The Australian economy is part of global trend that has seen an increasing emphasis placed on technological innovation and the rise of start-up culture. As the economy changes, so too does the world of commercial law, and this has prompted Deakin Law School (DLS) to establish two pro-bono law clinics in the heart of Melbourne’s legal district in the CBD.
These clinics, currently staffed by five experienced lawyers with plans to grow with the expansion of clinical offerings, offer DLS students the chance to volunteer at a specialist practice as part of their final-year elective subjects.
One of these clinics, the New Ventures Clinic, is entirely dedicated to providing legal assistance to start-ups and entrepreneurs, who may need help navigating areas of law which are rapidly changing, or are entirely new.
Working under the supervision of legal experts, DLS students gain invaluable practical experience.
‘Exposure to these new legal issues and problems means the students will be more creative thinkers and, therefore, better lawyers in the long run,’ Dr Claudio Bozzi, director of the New Ventures Clinic, explains.
Up to twenty students can volunteer at the New Ventures Clinic and its counterpart, the Commercial and Civil Clinic, each semester.
‘The clinics offer hands-on, practical legal experience for our students,’ Bozzi explains. ‘These are real law firms that provide pro bono services to actual clients.’
Bozzi says the New Ventures Clinic was established to help entrepreneurs in the early stages of projects, assisting them with legal matters including intellectual property, drafting of contracts, and corporate structuring.
‘The New Venture Clinic was started in recognition of the fact that more people need pro-bono legal work than previously thought,’ Bozzi says.
‘Entrepreneurs want to do their own thing and, especially when they’re starting up, don't want to spend money on lawyers that they could invest in marketing and developing their product.’
Bozzi refers to the service offered at the New Ventures Clinic as ‘premium pro-bono’, as the lawyers are able to spend a great deal of time with clients thanks to a smaller case load than many other legal centres.
‘I understand why lawyers charge but also why entrepreneurs can't afford it – they are two conflicting business models,’ Bozzi says.
‘Unfortunately, they often end up spending a lot of money for good legal advice later on.
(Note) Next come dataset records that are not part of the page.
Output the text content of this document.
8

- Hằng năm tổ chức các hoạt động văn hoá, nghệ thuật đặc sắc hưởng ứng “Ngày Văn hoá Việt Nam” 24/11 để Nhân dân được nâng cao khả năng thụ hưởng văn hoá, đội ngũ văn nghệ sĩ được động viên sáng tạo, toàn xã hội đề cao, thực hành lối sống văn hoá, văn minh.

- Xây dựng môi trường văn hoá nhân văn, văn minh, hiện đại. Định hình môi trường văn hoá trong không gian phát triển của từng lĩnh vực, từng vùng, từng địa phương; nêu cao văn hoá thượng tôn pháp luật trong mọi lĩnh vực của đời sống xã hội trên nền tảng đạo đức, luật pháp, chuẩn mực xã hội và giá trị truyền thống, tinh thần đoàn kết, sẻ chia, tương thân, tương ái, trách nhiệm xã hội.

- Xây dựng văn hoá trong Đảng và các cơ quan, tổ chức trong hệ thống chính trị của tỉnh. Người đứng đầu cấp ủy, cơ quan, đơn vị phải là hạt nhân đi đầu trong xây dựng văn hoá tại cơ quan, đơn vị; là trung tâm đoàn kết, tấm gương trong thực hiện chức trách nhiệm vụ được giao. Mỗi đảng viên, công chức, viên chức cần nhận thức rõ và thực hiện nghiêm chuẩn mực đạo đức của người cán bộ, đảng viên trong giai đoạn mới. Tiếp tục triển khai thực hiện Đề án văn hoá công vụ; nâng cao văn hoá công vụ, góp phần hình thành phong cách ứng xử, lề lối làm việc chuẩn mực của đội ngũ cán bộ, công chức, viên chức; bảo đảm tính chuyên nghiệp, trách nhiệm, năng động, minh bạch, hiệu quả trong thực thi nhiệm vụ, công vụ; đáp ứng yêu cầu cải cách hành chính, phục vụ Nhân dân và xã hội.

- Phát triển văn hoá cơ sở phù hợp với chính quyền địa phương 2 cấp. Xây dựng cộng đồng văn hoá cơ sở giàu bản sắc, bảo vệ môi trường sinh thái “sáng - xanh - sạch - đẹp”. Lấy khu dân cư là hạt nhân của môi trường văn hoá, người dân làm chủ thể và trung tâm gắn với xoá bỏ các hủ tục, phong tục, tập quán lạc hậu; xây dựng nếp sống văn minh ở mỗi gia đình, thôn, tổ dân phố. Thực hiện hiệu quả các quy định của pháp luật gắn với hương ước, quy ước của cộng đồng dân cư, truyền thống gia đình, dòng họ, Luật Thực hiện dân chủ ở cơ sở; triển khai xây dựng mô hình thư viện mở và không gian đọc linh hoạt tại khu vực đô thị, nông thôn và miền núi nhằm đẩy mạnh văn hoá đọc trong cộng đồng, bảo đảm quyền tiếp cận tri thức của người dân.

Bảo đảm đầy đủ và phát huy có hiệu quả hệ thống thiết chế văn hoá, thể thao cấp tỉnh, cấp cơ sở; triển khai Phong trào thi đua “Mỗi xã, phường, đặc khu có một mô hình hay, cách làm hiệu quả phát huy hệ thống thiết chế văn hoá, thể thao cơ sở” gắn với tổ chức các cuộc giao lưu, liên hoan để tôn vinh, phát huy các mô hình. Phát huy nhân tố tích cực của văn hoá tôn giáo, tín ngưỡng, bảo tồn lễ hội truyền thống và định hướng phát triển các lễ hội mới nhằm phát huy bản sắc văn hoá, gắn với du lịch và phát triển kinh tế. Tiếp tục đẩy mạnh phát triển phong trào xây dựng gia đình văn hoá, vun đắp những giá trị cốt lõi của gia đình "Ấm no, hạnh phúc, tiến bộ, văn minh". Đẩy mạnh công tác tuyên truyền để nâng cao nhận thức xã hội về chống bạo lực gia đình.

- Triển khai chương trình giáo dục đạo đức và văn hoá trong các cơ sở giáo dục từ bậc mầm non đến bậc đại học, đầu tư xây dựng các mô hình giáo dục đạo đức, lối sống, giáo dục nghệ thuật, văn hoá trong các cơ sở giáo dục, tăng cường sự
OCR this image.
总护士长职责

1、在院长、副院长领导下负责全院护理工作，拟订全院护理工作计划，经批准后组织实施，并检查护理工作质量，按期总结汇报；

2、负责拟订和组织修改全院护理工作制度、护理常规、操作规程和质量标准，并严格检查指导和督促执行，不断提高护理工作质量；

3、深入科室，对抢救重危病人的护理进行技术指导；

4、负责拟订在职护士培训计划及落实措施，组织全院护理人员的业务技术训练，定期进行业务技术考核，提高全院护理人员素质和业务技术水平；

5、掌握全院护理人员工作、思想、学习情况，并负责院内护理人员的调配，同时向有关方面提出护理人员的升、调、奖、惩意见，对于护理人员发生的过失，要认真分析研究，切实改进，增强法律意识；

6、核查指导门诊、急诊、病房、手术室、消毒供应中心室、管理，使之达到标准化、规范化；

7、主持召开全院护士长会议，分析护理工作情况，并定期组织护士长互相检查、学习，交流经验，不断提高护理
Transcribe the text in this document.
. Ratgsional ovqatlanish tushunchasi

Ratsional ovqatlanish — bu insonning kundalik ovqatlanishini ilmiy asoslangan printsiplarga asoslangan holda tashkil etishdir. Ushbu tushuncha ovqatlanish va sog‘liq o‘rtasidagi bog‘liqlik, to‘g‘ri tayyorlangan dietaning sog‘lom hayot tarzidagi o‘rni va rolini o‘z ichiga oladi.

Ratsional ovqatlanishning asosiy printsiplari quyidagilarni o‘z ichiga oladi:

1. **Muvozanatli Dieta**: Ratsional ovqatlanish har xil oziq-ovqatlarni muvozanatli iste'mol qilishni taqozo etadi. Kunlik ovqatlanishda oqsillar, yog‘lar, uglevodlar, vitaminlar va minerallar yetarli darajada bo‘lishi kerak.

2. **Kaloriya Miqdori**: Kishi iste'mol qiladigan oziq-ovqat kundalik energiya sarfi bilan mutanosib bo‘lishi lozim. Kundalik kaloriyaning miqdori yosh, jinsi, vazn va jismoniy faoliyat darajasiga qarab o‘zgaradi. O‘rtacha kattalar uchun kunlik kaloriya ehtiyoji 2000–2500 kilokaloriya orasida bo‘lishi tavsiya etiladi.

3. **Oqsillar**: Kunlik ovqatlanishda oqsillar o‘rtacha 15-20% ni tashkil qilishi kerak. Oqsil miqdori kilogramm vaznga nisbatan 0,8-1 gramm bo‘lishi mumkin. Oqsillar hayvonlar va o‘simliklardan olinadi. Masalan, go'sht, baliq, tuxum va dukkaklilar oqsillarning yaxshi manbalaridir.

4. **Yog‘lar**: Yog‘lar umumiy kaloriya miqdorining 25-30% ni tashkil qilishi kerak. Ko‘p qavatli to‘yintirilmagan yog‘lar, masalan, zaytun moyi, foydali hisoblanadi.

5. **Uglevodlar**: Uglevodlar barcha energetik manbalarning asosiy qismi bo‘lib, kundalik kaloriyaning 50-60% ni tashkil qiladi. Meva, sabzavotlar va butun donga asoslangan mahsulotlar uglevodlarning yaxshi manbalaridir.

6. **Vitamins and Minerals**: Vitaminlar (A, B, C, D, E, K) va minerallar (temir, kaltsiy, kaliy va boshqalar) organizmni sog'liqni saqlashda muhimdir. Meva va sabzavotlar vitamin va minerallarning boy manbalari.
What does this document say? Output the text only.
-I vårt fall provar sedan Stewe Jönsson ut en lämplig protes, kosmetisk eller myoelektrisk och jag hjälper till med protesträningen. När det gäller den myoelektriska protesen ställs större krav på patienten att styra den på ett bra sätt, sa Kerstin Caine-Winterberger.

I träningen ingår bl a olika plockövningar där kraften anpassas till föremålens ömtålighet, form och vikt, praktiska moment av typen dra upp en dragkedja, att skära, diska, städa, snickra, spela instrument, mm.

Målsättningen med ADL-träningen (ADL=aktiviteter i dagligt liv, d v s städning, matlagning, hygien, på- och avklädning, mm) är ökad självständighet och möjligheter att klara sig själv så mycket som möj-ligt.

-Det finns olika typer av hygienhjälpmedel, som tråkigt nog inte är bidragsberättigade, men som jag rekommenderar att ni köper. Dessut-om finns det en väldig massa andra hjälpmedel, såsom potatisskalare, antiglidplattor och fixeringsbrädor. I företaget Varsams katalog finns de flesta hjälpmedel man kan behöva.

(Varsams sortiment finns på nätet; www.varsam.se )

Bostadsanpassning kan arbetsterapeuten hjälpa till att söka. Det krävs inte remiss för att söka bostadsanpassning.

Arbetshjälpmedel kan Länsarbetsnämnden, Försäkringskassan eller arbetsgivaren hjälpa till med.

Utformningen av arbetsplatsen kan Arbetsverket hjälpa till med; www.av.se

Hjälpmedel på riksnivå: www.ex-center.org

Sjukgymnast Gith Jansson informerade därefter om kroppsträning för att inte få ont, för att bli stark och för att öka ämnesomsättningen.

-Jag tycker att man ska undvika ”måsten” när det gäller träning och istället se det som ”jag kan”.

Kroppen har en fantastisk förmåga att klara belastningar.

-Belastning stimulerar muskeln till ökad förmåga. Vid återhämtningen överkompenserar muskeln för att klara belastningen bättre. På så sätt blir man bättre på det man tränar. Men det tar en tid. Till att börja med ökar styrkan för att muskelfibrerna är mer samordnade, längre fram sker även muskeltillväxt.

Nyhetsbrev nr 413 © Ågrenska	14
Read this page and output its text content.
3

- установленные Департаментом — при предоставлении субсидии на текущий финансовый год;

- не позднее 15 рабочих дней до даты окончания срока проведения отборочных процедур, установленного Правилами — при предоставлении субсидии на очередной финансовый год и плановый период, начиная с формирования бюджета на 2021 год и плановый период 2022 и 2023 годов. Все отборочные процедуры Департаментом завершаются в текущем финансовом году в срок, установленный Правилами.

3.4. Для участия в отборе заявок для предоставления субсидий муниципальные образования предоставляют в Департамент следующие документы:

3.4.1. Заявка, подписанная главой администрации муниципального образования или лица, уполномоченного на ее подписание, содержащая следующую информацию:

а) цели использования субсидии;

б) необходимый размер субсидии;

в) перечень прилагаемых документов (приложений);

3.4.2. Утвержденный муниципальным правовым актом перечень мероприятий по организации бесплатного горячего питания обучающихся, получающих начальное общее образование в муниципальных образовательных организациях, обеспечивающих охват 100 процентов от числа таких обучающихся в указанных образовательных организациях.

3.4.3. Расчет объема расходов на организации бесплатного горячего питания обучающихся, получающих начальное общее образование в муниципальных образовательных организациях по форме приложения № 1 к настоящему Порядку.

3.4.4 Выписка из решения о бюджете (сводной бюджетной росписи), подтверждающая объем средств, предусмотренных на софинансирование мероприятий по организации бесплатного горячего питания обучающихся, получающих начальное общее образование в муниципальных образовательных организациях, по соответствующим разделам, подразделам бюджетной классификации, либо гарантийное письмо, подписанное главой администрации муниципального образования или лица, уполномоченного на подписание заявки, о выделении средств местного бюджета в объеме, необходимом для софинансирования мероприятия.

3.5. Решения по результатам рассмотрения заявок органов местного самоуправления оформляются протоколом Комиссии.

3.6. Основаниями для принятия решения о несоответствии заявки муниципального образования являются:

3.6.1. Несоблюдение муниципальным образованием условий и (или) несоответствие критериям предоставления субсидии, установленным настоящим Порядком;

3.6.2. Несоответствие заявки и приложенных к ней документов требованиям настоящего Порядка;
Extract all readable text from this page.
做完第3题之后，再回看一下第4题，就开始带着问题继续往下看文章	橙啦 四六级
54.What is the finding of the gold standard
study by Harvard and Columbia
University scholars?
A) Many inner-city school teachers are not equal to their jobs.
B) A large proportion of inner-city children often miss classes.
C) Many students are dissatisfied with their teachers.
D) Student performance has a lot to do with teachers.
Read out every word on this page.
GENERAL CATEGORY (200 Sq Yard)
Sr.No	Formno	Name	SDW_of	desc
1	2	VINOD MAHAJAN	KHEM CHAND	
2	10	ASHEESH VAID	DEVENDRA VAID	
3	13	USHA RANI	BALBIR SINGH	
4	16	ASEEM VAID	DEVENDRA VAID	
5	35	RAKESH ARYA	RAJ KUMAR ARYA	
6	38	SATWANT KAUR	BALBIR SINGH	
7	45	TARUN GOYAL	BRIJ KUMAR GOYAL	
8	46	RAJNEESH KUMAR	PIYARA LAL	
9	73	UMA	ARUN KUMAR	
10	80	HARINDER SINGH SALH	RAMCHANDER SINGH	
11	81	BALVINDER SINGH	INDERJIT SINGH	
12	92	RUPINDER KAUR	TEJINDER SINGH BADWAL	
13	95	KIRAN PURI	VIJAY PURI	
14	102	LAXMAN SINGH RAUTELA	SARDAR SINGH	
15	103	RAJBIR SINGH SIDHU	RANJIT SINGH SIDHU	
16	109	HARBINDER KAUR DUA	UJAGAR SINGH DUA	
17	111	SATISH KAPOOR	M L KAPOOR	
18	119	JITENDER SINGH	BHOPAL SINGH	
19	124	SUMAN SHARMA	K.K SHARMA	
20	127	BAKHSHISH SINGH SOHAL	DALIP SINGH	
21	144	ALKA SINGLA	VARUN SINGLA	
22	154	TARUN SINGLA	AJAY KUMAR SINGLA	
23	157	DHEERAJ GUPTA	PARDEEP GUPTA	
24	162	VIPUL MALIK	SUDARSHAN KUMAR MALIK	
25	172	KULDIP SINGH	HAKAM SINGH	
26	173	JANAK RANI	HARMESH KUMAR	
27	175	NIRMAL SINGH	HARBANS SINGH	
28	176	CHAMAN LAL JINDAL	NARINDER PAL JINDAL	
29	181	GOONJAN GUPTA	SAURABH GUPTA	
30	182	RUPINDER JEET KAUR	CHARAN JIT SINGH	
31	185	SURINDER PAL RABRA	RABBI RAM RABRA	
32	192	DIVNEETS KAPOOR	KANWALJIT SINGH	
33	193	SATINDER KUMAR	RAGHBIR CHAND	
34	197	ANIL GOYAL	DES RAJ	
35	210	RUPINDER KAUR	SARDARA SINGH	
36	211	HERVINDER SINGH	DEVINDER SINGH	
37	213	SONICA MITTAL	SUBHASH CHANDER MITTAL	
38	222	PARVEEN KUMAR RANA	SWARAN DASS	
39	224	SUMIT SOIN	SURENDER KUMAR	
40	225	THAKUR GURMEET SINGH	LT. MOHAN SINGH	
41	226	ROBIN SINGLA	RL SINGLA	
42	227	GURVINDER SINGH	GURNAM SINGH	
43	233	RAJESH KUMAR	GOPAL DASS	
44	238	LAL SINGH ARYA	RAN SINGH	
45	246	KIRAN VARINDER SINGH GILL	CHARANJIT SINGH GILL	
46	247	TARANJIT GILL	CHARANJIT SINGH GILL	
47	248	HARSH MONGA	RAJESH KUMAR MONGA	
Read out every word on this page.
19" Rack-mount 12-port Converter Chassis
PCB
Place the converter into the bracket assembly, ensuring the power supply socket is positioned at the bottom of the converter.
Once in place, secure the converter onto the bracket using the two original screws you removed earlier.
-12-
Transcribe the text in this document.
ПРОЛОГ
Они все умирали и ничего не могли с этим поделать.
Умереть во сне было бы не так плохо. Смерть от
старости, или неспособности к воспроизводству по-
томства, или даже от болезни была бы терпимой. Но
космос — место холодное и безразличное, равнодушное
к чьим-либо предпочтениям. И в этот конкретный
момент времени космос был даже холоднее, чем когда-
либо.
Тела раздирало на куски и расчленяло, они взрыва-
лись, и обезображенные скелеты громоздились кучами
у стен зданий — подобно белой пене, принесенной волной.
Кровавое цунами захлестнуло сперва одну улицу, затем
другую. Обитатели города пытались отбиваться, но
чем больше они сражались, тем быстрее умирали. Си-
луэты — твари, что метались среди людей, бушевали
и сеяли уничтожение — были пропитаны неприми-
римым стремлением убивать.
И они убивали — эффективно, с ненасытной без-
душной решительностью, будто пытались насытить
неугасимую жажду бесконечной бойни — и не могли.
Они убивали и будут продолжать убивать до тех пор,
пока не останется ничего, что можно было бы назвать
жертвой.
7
At the Clinic, we’re trying to catch them at the start, but we are happy to see them at any point.
‘Businesses work better and more efficiently, and are always more attractive to investors, when they’re properly set up and organised.’
Working at the coalface, the students provide support for the lawyers, including fact-checking, legal research and manning the clinics’ front desks. The students will also conduct research to draft policy and position papers about the changing economic landscape and what regulations might be required for the future.
‘The clinic is the missing link in the triangulation of technology, finance, and law and regulation,’ Bozzi explains.
‘At the Clinics, our students see real legal practice in action. It is very much a real job that they commit themselves to, and it prepares them for real legal practice and for assisting the community as skilled legal practitioners.’
Students will also take part in client interviews and managing case files, carrying these files through from initiation to closure whenever time permits. They may also accompany clients to a hearing at a court or tribunal.
‘These cases have real risks and liabilities attached for real people with real legal issues,’ Bozzi says. ‘This really ingrains well-developed client care skills, including a sense of responsibility and the importance of legal ethics and proper conduct. The students also gain experience in important skills like risk management and appreciation of foresight and dangers.’
Bozzi says completing the DLS clinics renders graduates employment-ready.
‘It’s truly their first real legal job as they’ve done real work on a real file for a real client,’ Bozzi says.